The atmosphere of the respective camps, however, could not be more different. Seventh in the table, Wilder’s men know a win would reignite their challenge for promotion from the Championship. Wednesday, playing their first match under new manager Jos Luhukay, are peering anxiously over their shoulders after slipping to 16th. Nevertheless, as Wilder explained, all of that will count for nothing when this most explosive of fixtures gets underway.
“It’s not going to be given to us, no way. But that’s not something we’ve ever expected. You don’t win game like we did, to get ourselves out of League One last year, by having a blaise attitude. That’s possibly what it was like here in the past, which is why the club didn’t get out of the division, thinking’ that’s three points here, that’s three points there.’ You’ve got to give the opposition respect, as we always do, regardless of injuries or form. Regardless of a new manager or things happening behind the scenes. We give them respect because they’ve got good players. But we’ve got to major on us and focus on trying to do what we do best.”
Indeed, United need only cast their minds back to September’s meeting at Hillsborough to remind themselves how difficult these matches are to predict. Having started with only one recognised centre-forward at their disposal and, five months after winning promotion, crudely dismissed as being fresh from “The Pub League”, they triumphed 4-2 courtesy of goals from John Fleck, Mark Duffy and a Leon Clarke brace. Wednesday arrive intent on retribution and, given the way football tends to work, galvanised by Luhukay’s presence.
“We have done some research on their new managers and what his teams have been like,” Wilder admitted. “We’ve got Wyscout, and we’ve had a look at clips and preferred formations. Mind you, all of that could go out of the window. I don’t know whether they will go for it, sit back and look to invite us in or play three at the back and try to match us up. But what they do is their business. Our prerogative is taking the game to them and trying to get the result.”
Nevertheless, United will look to pick away at any psychological scars after hearing Wednesday’s David Jones admit his team mates are still hurting after their disappointing results so far this term.
“We’ve said we’ll approach it in a positive way and we will do,” Wilder, who could hand debuts to James Wilson, Lee Evans and Ryan Leonard, said. “We’ve got a few new players in and we’re in good nick. We’re a touch disappointed not to have taken maximum points from a few more games which would have lifted us into the top two or three. But, generally, the performances have been first class. We’re trying to kick-on.”
Wilder, however, did permit himself one glance back into the past.
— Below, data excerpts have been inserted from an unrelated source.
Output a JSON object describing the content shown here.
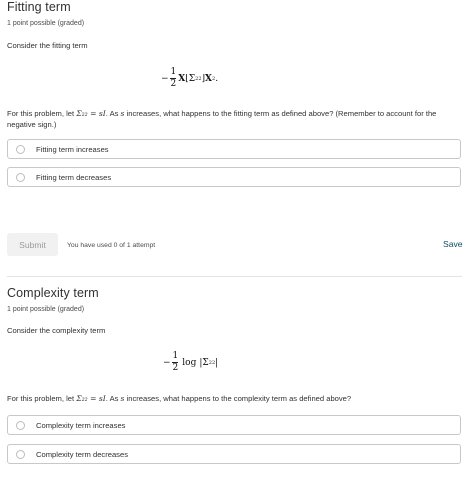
{
  "problem1": {
    "title": "Fitting term",
    "points": "1 point possible (graded)",
    "intro": "Consider the fitting term",
    "formula": {
      "sign": "−",
      "frac_num": "1",
      "frac_den": "2",
      "expr": "X",
      "bracket_l": "⌊",
      "sigma": "Σ",
      "sigma_sub": "22",
      "bracket_r": "⌋",
      "expr2": "X",
      "expr2_sub": "2",
      "end": "."
    },
    "question_prefix": "For this problem, let ",
    "question_math": "Σ₂₂ = sI",
    "question_mid": ". As ",
    "question_var": "s",
    "question_suffix": " increases, what happens to the fitting term as defined above? (Remember to account for the negative sign.)",
    "options": [
      "Fitting term increases",
      "Fitting term decreases"
    ],
    "submit_label": "Submit",
    "attempts_text": "You have used 0 of 1 attempt",
    "save_label": "Save"
  },
  "problem2": {
    "title": "Complexity term",
    "points": "1 point possible (graded)",
    "intro": "Consider the complexity term",
    "formula": {
      "sign": "−",
      "frac_num": "1",
      "frac_den": "2",
      "log": "log",
      "abs_open": "|",
      "sigma": "Σ",
      "sigma_sub": "22",
      "abs_close": "|"
    },
    "question_prefix": "For this problem, let ",
    "question_math": "Σ₂₂ = sI",
    "question_mid": ". As ",
    "question_var": "s",
    "question_suffix": " increases, what happens to the complexity term as defined above?",
    "options": [
      "Complexity term increases",
      "Complexity term decreases"
    ]
  },
  "colors": {
    "text": "#313131",
    "border": "#c8c8c8",
    "save_link": "#0b4f63",
    "submit_bg": "#f1f1f1"
  }
}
“Everybody said, before the first game at their place, that we’d just be booting it here there and everywhere and putting in tons of tackles because of my background as a fan and all of that. But, do you know what? I actually thought we played pretty well that day. We had to see out a period, as you would expect, but overall I thought we dominated in terms of our aggressive approach. We played good stuff ourselves, broke play and drove the game forward. That’s how we want to go about things.”
After all, something much bigger than a football match is at stake.
“There’s been a hell of a lot of rivalry over 100 years or so. It’s swung one way then the other. For me, not only to win games and improve league positions, the aim is to swing the momentum in this city back to us. There’s never been a dominant force. You might get one playing second fiddle for a while, as we were, but I want them to be chasing us now.”